Talking Business in your Mother Tongue
Vienna Business Agency
One stop shop for immigrant entrepreneurs offers business counselling in many languages.
More local governments are recognizing the importance of immigrant entrepreneurs to the economic vitality of their cities. Not only are such entrepreneurs creating businesses that supply the needs of their own communities, they also provide goods and services for the mainstream.
Since 2007, the city of Vienna has made moves to recognize the importance of this group by creating a stream within its business incubation agency, Mingo (which stands for “move in and grow”), meant to address the unique needs of immigrant entrepreneurs.
Over 30% of entrepreneurs in Vienna have a migrant origin background, which equates to approximately 16,000 businesses. Out of a population of 1.7 million, almost 30% of residents were born abroad and 44% have a migration background.
‘Let’s talk about your business. Ideally in your mother tongue’
The decision to include a stream only for migrant entrepreneurs in Mingo was the result of a 2007 study that showed that the ‘business-as-usual’ kind of outreach had typically failed. Although Mingo offered services such as coaching, workshops and even office space to company founders, young entrepreneurs, newly self-employed and others, it had trouble attracting those with a migrant background.
Flyers and advertisements that detailed city services for entrepreneurs typically failed to reach migrant-run businesses because they were delivered in German.
To counter this problem, the Vienna Business Agency (Wirtschaftsagentur Wien) added Mingo Migrant Enterprises (MME) to the roster of services provided by Mingo in 2008. Its purpose was to support at least 300 entrepreneurs within three years in order to improve their economic potential.
“In the case of this target group, it is usually a manner of breaking down people’s inhibitions about accepting help,” says Dr. Gabriele Tatzberger, Department Manager, Mingo. “Often they do not know about promotion opportunities, which is precisely why we have special programmes for self-employed individuals with a migration background.”
In order to break down barriers, MME took the unusual step of offering its services not only in German, but in a number of other languages common to migrants in Vienna.
Its motto? “Let’s talk about your business. Ideally in your mother tongue.”
The move was particularly savvy since the Vienna Business Agency already promoted the city as a hub for international business, declaring that “Vienna’s economy speaks all languages.”

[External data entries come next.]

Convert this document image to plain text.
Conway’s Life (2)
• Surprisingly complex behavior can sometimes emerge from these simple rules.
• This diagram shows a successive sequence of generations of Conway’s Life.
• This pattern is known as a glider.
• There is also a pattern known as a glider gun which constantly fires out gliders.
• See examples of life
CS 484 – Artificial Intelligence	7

The services MME provides to migrant entrepreneurs resemble what is offered through Mingo itself – such as coaching on issues regarding financing and developing business plans – but goes further by including intercultural classes to help immigrants understand Viennese business culture; networking events as well as personal consultations for entrepreneurs in a number of languages such as Turkish, English and Russian.

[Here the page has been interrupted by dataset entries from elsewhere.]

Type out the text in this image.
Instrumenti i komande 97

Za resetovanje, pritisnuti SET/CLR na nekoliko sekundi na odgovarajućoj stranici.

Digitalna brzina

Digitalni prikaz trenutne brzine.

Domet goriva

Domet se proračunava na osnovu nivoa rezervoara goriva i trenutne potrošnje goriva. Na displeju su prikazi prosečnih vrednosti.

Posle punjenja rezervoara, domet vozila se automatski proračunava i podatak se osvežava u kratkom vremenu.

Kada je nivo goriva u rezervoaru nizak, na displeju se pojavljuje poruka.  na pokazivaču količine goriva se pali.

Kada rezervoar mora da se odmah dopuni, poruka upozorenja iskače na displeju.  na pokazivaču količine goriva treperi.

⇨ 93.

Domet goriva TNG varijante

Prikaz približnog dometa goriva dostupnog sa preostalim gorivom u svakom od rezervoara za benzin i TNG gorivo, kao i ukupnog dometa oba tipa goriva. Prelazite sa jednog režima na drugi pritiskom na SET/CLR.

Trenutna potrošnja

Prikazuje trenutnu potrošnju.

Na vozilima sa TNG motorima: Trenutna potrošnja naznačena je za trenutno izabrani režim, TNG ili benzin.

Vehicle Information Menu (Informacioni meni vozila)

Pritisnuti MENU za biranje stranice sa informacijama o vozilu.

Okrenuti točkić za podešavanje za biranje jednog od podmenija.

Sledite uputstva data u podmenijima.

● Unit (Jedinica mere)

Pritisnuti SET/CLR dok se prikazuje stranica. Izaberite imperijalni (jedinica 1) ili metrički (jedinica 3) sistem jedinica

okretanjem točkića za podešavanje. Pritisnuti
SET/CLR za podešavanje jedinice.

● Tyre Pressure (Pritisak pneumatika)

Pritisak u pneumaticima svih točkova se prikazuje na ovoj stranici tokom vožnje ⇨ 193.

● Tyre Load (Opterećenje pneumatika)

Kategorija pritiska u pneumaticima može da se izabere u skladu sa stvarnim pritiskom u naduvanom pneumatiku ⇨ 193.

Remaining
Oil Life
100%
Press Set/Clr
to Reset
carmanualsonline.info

In 2011, MME expanded its services to with free bilingual one-day workshops where the speaker addresses participants in both German and another language (English, Polish, Turkish, Bosnian-Croatian-Serbian). While the workshops are held in German, technical terms are explained in the mother tongue language. Participants are able to ask questions in either language and trainers can respond in either language too. In addition to these workshops, MME works with the VHS Landstraße – Adult Education Center and the Academy for the Promotion of Adult Education among Immigrants to hold another series of classes in English which cover topics such as project management, finance and accounting, and strategic management.
The plan for the entire Mingo project was to run until 2010, but its success has led to the continuation and growth of the project. At last count, almost 550 entrepreneurs had contacted MME for further information or support, about 150 people have received free coaching for business-founders, and 35 immigrant entrepreneurs participated in free finance coaching. Networking events have taken place within various migrant communities including Turkish, Polish, Bulgarian, American, Chinese and other groups from the Balkan and Eastern Europe.
Making it Work for You:
- Analyze what works and doesn’t work to reach your target audience.
- Language matters. Offer services that are aimed at the general population to target immigrant groups in their languages.
- Provide classes that explain your locality’s specific business, tax and governmental issues that are hard to understand for newcomers.